1:00 pm to 12:00 am
Event Location: NSH 1305
Abstract: Extracting a rich representation of an environment from visual sensor readings can benefit many tasks in robotics, e.g., path planning, mapping, and object manipulation. While important progress has been made, it remains a difficult problem to effectively parse entire scenes, i.e., to recognize semantic objects, man-made structures, and landforms. This process requires not only recognizing individual entities but also understanding the contextual relations among them.

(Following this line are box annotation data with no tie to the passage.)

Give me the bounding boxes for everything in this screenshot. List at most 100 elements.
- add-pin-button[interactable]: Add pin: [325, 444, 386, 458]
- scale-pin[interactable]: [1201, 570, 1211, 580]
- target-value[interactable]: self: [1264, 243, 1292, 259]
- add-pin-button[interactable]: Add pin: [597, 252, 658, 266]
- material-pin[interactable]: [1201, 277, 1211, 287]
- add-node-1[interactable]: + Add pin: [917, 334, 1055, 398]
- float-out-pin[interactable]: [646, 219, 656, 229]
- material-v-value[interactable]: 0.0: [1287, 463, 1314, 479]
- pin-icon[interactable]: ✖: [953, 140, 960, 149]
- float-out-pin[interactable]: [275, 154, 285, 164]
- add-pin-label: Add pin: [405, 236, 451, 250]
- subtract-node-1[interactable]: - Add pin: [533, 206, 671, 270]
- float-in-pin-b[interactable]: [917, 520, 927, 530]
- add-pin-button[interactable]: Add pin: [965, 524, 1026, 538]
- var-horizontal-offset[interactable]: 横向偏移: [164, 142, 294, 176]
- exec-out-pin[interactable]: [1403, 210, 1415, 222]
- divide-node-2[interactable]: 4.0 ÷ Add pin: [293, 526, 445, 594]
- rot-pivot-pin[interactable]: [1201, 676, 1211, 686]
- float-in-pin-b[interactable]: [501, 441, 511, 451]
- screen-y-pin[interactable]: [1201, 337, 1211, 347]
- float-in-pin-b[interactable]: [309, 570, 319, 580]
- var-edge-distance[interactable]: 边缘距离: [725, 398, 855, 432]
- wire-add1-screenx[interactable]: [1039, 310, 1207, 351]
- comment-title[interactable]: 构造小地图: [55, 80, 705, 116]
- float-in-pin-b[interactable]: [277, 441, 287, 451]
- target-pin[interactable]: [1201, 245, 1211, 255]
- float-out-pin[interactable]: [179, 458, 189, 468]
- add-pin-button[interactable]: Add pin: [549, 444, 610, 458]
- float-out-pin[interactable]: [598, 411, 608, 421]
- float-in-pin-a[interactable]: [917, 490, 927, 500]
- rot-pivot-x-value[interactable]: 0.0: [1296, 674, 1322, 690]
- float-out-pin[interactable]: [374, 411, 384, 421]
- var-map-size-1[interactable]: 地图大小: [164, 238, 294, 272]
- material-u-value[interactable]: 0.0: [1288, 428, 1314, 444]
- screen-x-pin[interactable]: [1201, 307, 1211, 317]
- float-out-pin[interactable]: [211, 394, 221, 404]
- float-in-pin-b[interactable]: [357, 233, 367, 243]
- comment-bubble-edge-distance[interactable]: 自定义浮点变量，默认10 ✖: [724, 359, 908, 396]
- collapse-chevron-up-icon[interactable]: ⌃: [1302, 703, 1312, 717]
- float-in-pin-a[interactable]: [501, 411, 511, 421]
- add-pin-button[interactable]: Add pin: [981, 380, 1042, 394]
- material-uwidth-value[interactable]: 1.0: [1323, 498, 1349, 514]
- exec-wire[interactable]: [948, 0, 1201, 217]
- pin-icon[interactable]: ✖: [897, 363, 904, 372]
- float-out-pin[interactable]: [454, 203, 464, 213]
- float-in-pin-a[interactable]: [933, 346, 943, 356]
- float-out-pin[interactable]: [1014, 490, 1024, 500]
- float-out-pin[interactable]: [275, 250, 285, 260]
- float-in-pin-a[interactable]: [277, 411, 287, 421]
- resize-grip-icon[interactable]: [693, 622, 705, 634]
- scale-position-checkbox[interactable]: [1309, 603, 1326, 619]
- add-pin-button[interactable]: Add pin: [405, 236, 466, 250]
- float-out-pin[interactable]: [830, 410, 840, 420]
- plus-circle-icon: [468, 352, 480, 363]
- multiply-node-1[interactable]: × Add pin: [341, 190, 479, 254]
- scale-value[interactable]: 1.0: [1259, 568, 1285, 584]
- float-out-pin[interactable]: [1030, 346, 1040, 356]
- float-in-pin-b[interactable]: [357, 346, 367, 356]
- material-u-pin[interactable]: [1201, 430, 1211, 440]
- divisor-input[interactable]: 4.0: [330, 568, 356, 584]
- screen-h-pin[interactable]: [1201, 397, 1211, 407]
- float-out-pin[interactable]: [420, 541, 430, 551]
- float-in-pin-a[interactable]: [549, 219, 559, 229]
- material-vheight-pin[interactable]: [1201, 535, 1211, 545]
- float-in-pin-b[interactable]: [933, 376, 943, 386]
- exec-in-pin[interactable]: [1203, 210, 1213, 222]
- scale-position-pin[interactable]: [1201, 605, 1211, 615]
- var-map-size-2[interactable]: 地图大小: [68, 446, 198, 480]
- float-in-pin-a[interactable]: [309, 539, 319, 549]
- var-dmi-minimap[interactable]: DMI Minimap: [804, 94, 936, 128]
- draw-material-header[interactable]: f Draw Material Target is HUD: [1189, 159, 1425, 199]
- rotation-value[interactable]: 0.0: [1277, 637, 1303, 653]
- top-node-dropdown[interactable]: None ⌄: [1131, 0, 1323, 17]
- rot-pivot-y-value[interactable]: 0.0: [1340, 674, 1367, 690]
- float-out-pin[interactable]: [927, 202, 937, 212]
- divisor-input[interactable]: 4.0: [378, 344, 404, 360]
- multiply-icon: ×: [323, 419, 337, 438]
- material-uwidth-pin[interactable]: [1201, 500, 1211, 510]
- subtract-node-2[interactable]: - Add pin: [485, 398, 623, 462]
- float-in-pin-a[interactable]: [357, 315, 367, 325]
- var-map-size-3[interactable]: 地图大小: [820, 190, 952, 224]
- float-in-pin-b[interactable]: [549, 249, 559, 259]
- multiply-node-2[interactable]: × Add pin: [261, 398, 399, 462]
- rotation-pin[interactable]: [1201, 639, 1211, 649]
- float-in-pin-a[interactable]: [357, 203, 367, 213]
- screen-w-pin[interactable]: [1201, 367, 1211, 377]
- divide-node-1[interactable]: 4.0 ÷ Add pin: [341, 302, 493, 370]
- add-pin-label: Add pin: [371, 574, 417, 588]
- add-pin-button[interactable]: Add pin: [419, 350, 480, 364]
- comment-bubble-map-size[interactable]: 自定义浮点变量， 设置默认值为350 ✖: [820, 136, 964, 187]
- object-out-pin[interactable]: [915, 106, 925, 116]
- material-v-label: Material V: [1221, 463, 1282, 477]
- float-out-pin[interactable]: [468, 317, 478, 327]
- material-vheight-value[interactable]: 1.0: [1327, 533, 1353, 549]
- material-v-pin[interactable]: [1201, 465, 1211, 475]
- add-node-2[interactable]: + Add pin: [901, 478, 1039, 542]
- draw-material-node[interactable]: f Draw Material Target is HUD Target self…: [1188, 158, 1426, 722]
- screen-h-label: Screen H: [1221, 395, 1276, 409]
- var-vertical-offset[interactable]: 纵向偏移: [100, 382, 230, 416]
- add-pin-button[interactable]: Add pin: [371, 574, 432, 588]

The prevalent approach to encode such relationships is to use a joint probabilistic or energy-based model which enables one to naturally write down these interactions. Unfortunately, performing exact inference over these expressive models is often intractable and instead we can only approximate the solutions. While there exists a set of sophisticated approximate inference techniques to choose from, the combination of learning and approximate inference for these expressive models is still poorly understood in theory and limited in practice. Furthermore, using approximate inference on any learned model often leads to suboptimal predictions due to the inherent approximations.
As we ultimately care about predicting the correct labeling of a scene, and not necessarily learning a joint model of the data, this work proposes to instead view the approximate inference process as a modular procedure that is directly trained in order to produce a correct labeling of the scene. Inspired by early hierarchical models in the computer vision literature for scene parsing, the proposed inference procedure is structured to incorporate both feature descriptors and contextual cues computed at multiple resolutions within the scene. We demonstrate that this inference machine framework for parsing scenes via iterated predictions offers the best of both worlds: state-of-the-art classification accuracy and computational efficiency when processing images and/or unorganized 3-D point clouds. Additionally, we address critical problems that arise in practice when parsing scenes on board real-world systems: integrating data from multiple sensor modalities and efficiently processing data that is continuously streaming from the sensors.
Committee:J. Andrew Bagnell, Co-chair
Martial Hebert, Co-chair
Takeo Kanade
Yann LeCun, New York University